All Products
Search
Document Center

Platform For AI:Use instance interconnection for distributed training

Last Updated:Nov 05, 2025

DSW provides a multi-instance interconnection feature that lets you perform distributed development and training across multiple machines and GPUs.

Prerequisites

  • You must have multiple instances that are created from a general computing resource group or a Lingjun resource group and are located in the same VPC.

  • The Internet access gateway for the resource group that contains the instances must be set to Dedicated Gateway.

  • The instances must be in the same cluster.

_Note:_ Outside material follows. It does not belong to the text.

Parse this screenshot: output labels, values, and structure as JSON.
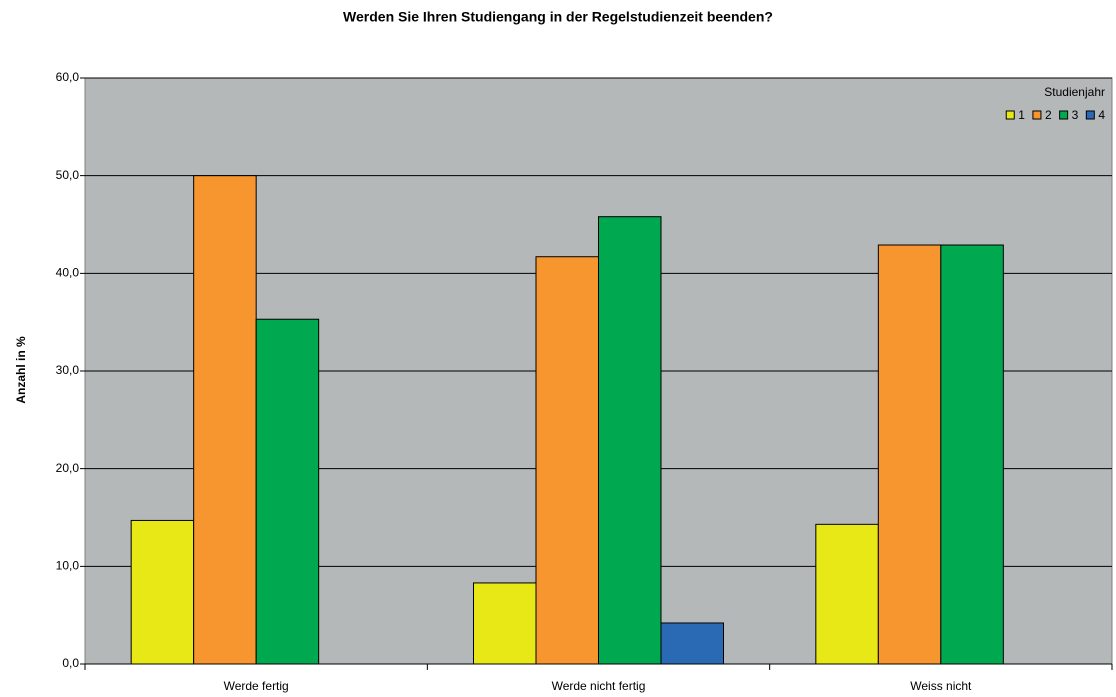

For example, you cannot interconnect Lingjun instances and general computing resource instances.

  • Only some instance types support Remote Direct Memory Access (RDMA) or enhanced RDMA (eRDMA). For more information, see Default variables (pre-configured by the platform) and Limits.

    DSW and DLC provide the same features for RDMA/eRDMA. For more information, see the DLC documentation.

Features

  • DSW provides pre-configured, high-performance network environment variables that are optimized for different resources and network architectures.

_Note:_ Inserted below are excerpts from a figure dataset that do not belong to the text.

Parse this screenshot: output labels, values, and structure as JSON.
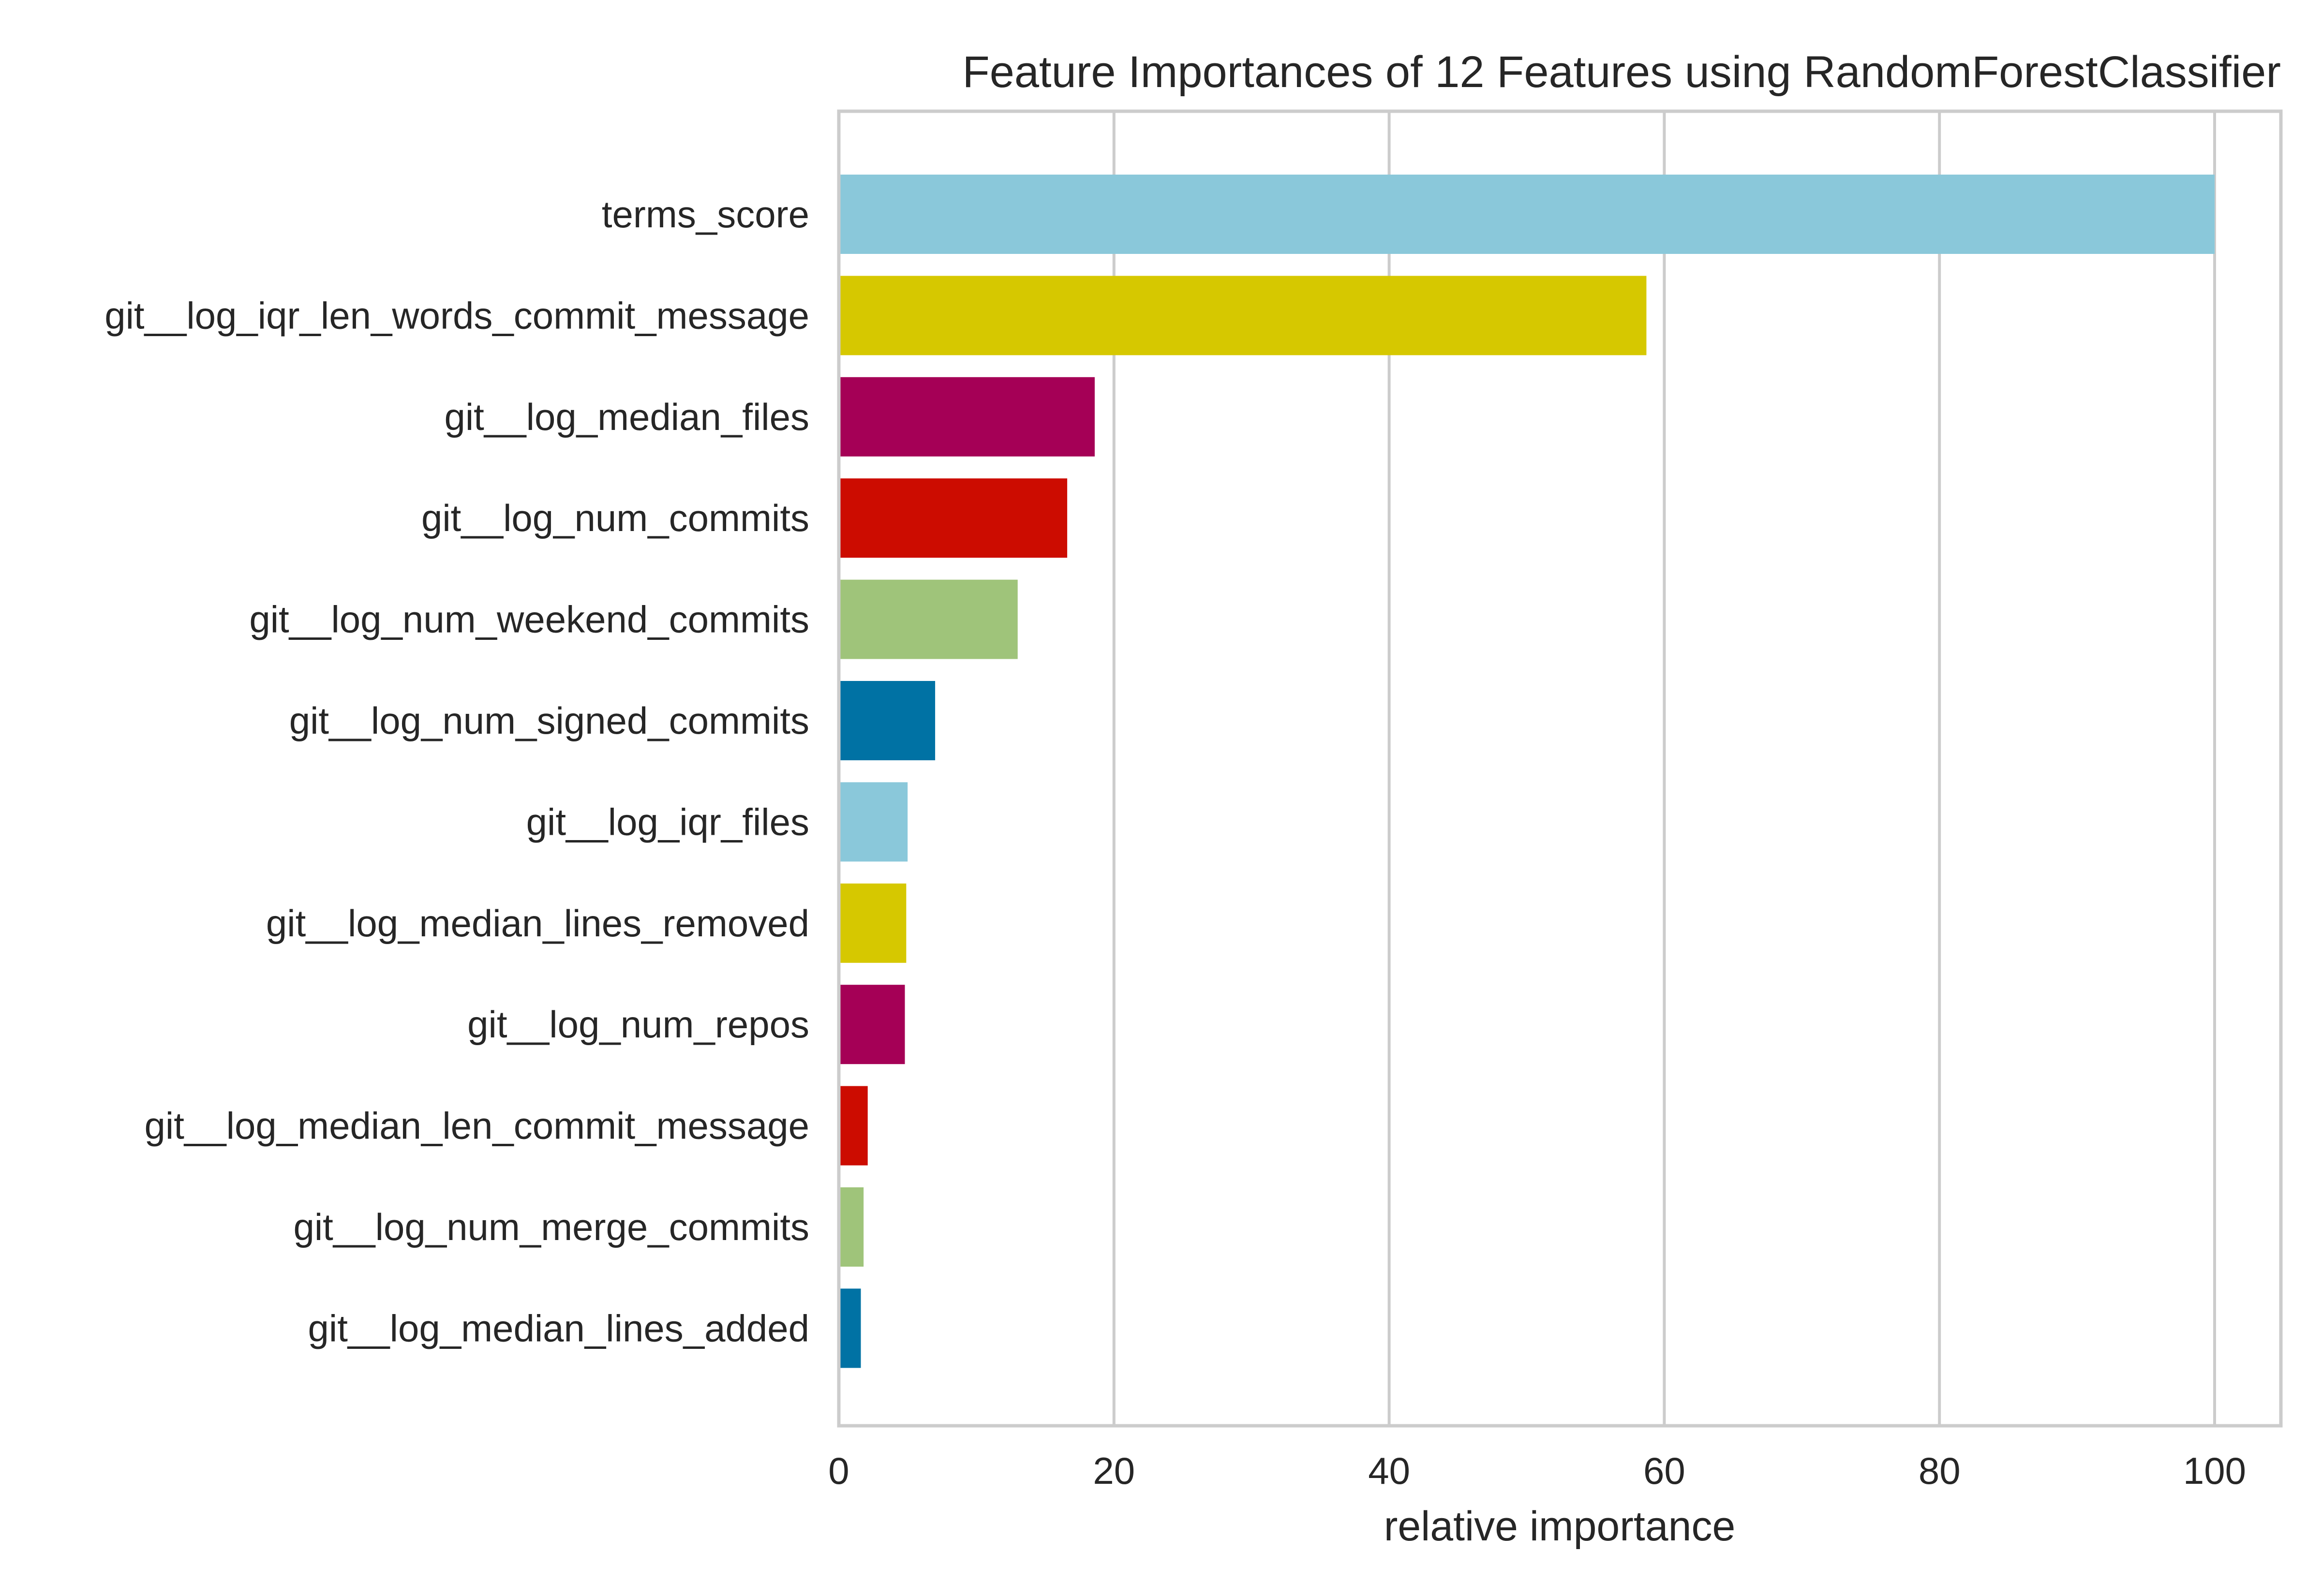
{
  "chart_data": {
    "type": "bar",
    "orientation": "horizontal",
    "title": "Feature Importances of 12 Features using RandomForestClassifier",
    "xlabel": "relative importance",
    "ylabel": "",
    "xlim": [
      0,
      105
    ],
    "xticks": [
      0,
      20,
      40,
      60,
      80,
      100
    ],
    "grid": true,
    "categories": [
      "terms_score",
      "git__log_iqr_len_words_commit_message",
      "git__log_median_files",
      "git__log_num_commits",
      "git__log_num_weekend_commits",
      "git__log_num_signed_commits",
      "git__log_iqr_files",
      "git__log_median_lines_removed",
      "git__log_num_repos",
      "git__log_median_len_commit_message",
      "git__log_num_merge_commits",
      "git__log_median_lines_added"
    ],
    "values": [
      100,
      58.7,
      18.6,
      16.6,
      13.0,
      7.0,
      5.0,
      4.9,
      4.8,
      2.1,
      1.8,
      1.6
    ],
    "colors": [
      "#8ac8da",
      "#d6c800",
      "#a50056",
      "#cc0c00",
      "#9fc47a",
      "#0072a4",
      "#8ac8da",
      "#d6c800",
      "#a50056",
      "#cc0c00",
      "#9fc47a",
      "#0072a4"
    ],
    "grid_color": "#cccccc",
    "frame_color": "#cccccc"
  }
}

  • On nodes that support RDMA, you can use RDMA/eRDMA for interconnection.

  • You can interconnect instances using their instance IDs as DNS domain names.image

These features allow you to develop and debug distributed tasks across multiple machines and GPUs.

Procedure

  1. Use the DSW instance cloning feature to start the required number of instances with identical environments.

  2. (Optional) Install the RDMA/eRDMA library on the instances.

    1. For Lingjun resources, use an image that contains RDMA. For more information, see Configure an image.

    2. For general computing resources, follow the instructions in Install the eRDMA library.

  3. From one instance, run the ping command on the instance ID of another instance to test network connectivity. For example: ping dsw-l28wnjdlyzj*********.

  4. Configure and debug the distributed task using your chosen distributed framework.